En sortant du Temple, Jésus vit sur son passage un homme qui était aveugle de naissance. Ses disciples l’interrogèrent : « Rabbi, pourquoi cet homme est-il né aveugle ? Est-ce lui qui a péché, ou bien ses parents ? » Jésus répondit : « Ni lui, ni ses parents. Mais l’action de Dieu devait se manifester en lui. Ala question de savoir << crois tu au fils de l’homme>>, l’aveugle né répondit à Jésus : « Et qui est-il, Seigneur, pour que je crois en lui ? » Jésus lui dit : « Tu le vois, et c’est lui qui te parle. » Il dit : « Je crois Seigneur. » Et il se prosterna devant lui.
« Ni lui, ni ses parents. » Jésus est formel, la maladie n’est pas le fruit du péché. Déjà, le livre de Job vise à détruire cette idée tellement ancrée dans la mentalité de l’époque, et qui persiste encore aujourd’hui, quand on entend par exemple : « Mais qu’est-ce que j’ai fait au Bon Dieu pour mériter une chose pareille ? » Notre Dieu ne distribue pas des punitions et des récompenses selon nos mérites. Cela n’explique en rien le problème du mal mais indique déjà les mauvaises pistes.

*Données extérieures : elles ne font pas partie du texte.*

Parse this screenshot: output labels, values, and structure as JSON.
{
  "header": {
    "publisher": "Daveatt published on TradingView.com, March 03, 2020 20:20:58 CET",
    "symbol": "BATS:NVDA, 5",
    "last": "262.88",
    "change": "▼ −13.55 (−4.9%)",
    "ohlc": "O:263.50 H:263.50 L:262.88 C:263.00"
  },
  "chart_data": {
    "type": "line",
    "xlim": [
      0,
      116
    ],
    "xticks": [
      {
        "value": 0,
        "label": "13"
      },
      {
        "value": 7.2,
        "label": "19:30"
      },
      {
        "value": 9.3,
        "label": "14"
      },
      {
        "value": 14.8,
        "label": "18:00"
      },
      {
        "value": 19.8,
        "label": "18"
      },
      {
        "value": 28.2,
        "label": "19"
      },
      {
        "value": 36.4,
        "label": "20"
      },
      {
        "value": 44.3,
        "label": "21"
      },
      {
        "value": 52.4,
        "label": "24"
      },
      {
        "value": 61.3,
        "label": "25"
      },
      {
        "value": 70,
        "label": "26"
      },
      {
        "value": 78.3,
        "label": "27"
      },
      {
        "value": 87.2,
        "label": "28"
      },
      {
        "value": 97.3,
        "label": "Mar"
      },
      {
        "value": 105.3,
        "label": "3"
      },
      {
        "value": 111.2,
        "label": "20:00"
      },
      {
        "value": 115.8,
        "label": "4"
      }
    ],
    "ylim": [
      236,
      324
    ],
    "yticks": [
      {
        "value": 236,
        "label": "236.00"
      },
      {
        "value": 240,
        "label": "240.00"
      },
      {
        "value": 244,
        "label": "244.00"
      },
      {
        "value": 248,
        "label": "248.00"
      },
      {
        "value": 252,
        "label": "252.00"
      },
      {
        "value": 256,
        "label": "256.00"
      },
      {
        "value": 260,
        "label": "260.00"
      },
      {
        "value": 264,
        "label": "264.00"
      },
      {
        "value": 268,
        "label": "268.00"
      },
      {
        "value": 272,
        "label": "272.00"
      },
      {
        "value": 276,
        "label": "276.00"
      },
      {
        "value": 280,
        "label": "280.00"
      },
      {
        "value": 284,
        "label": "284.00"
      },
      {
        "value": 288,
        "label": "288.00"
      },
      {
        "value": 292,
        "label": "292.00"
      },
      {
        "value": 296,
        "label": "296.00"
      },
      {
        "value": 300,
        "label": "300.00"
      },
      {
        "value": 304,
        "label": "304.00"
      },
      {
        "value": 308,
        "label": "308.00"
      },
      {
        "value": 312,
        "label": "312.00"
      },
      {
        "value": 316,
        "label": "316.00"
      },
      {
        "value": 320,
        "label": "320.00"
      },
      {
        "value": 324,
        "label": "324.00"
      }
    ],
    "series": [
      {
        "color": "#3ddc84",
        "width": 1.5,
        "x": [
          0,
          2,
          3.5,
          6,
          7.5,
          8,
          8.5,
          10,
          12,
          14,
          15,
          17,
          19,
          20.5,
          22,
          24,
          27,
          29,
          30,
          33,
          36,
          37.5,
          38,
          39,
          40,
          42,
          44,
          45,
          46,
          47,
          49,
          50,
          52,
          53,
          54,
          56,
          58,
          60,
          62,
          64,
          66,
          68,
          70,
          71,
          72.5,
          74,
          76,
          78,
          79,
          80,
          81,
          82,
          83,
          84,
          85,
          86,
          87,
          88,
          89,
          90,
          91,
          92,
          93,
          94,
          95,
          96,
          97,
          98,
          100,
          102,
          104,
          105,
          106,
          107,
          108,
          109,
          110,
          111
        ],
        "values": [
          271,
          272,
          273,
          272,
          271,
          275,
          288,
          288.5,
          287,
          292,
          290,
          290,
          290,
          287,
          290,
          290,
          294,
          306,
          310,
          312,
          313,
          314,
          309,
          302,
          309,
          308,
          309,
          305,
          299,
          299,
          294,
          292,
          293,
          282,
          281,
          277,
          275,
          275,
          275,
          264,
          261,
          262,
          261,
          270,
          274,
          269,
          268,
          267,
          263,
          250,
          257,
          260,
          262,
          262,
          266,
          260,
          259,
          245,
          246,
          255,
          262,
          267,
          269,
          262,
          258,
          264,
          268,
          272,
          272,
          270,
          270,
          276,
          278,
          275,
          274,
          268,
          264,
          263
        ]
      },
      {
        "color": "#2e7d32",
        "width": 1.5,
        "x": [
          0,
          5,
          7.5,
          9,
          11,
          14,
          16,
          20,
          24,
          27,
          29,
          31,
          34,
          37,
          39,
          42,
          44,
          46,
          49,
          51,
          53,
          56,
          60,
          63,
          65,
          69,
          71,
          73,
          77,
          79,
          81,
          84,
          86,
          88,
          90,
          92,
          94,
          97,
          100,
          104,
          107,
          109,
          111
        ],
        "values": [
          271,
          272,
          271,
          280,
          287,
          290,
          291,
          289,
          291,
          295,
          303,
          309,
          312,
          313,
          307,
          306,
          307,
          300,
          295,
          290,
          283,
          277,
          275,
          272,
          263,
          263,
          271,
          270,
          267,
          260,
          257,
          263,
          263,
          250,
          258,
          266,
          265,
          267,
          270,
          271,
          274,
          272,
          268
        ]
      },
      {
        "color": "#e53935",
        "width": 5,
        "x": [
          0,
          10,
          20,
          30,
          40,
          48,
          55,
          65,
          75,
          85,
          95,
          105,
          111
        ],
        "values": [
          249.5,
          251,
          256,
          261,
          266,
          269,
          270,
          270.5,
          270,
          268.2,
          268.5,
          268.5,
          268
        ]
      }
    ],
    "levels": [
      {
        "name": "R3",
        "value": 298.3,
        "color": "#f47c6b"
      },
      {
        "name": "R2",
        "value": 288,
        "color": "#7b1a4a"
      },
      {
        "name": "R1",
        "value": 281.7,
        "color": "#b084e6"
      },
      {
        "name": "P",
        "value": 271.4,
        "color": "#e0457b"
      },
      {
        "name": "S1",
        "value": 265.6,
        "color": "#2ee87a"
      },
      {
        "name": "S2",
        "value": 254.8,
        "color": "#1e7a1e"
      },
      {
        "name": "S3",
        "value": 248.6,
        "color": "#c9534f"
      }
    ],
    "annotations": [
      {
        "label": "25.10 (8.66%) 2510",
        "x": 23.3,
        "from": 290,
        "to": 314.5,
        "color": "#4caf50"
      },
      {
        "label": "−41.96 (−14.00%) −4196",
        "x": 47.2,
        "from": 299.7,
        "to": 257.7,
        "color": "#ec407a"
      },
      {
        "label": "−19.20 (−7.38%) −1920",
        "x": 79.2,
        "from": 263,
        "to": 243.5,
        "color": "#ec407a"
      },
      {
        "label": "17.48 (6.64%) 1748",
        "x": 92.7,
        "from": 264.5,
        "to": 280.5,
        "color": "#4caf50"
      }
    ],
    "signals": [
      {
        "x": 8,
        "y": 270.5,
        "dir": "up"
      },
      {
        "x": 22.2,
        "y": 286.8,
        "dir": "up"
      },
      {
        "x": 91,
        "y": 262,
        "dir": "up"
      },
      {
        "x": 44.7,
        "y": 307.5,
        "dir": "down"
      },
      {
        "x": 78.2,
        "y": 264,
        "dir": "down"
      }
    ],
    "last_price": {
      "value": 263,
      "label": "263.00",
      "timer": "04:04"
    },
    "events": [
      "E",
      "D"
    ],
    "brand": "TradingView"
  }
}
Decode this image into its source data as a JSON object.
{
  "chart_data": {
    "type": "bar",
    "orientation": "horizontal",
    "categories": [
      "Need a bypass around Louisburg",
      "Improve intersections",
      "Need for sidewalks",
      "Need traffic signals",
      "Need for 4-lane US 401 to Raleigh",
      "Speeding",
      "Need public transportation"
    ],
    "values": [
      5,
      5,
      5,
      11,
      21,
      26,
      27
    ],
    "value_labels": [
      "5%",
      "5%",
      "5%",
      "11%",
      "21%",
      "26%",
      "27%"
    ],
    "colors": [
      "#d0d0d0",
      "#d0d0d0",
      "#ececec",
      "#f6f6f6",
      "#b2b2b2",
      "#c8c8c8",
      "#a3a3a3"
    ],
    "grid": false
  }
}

« Mais l’action de Dieu devait se manifester en lui. » Jésus, après avoir dit que la maladie n’est pas liée au péché, annonce qu’elle permet à la grâce de se manifester. Nous avons tous des maladies, physiques, psychiques ou spirituelles. Jésus veut se servir de nos pauvretés, de nos manques pour nous donner sa lumière, qui va éclairer toute notre vie. Ainsi, nos blessures sont des portes d’entrée à la vie divine, et d’un mal peut sortir un plus grand bien. Si nous étions parfaits, nous ne ressentirions pas le besoin d’être comblé par Dieu. Dieu nous crée avec des carences qui nous rappellent que nous avons besoin d’être sauvés.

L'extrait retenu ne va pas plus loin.